2 thoughts on “The Coronavirus Market Crash – Lessons learned”

  1. I think Gold and Treasuries dropped because of margin calls. Either way, the Top 3 Strategies performance of -5.7% is a lot better than the S&P 500’s 15% loss. Challenging times to say the least!

  2. I’ll speak for the 3x leverage strategy, which comes with great risk/reward:

    The strategy allocations were spot on, however, the TLT/TMF breakdown from the NAV is a big concern. I’ve read several articles saying TLT fell as much as 5% below NAV, meaning TMF fell 15% below actual value. That’s a big hit to the portfolio and a big reason for concern in this environment. It causes you to lose trust in the hedge, especially when you see it occur for three straight days. I was concerned it would breakdown even more with all the talking heads saying they’ve never witnessed such wide bid ask spreads in the safe bond market.

    At the exact same time, Gold is plunging. I didn’t mind the small allocations I had in stocks plunging, that was to be expected, but watching the allocations work the first week of the month, then totally collapse the second week became frustrating and concerning. Makes you think there is some sort of market manipulation and then you start thinking how much more money could you lose before it’s all over.

    So when markets went limit down at the open Thursday, along with rates still rising and gold plunging, I couldn’t take it anymore. I know the 3x leverage ETFs are like playing with fire, the lower they go, the harder for the comeback. That’s the same for portfolio value too. So, I hit the panic button because I was so mad to be positioned right, and then seeing everything freaking breakdown.

    Now I know its only mid month, and by the time March is over, the strategy could finish very positive and it most likely will now that I’m sitting on the sidelines wondering how 4 years of faithful investing in this strategy has turn into this. I’m really hoping it was just a small glitch in the ETF structure that is to blame. I’ll know soon enough.

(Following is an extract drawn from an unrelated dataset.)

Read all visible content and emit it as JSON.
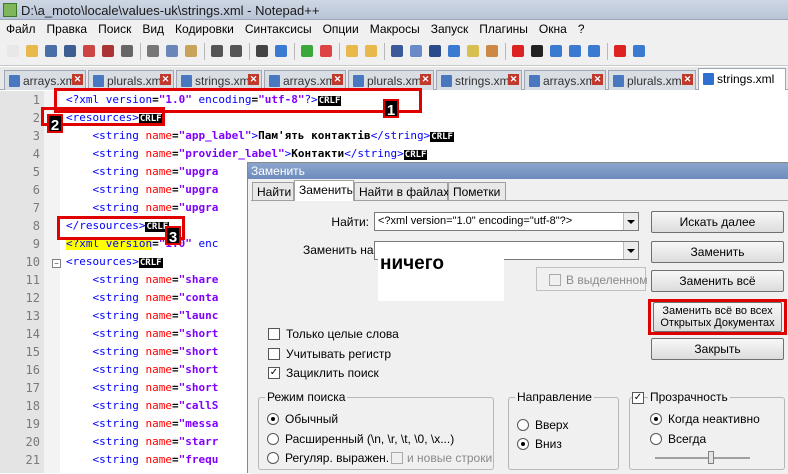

    It’s weird feeling sitting in cash and watching now. I’m not used to this, but I guess I’ll learn something from it and dip my toes back in sooner than later.

    With the VIX spiking to record levels, it seems a short volatility strategy may work best going forward like the Maximum Yield so I might jump in there for April onward. Lots to decide going forward.

    Thanks for all you guys do here at Logical Invest. It’s not your fault, but I just had to vent my frustration.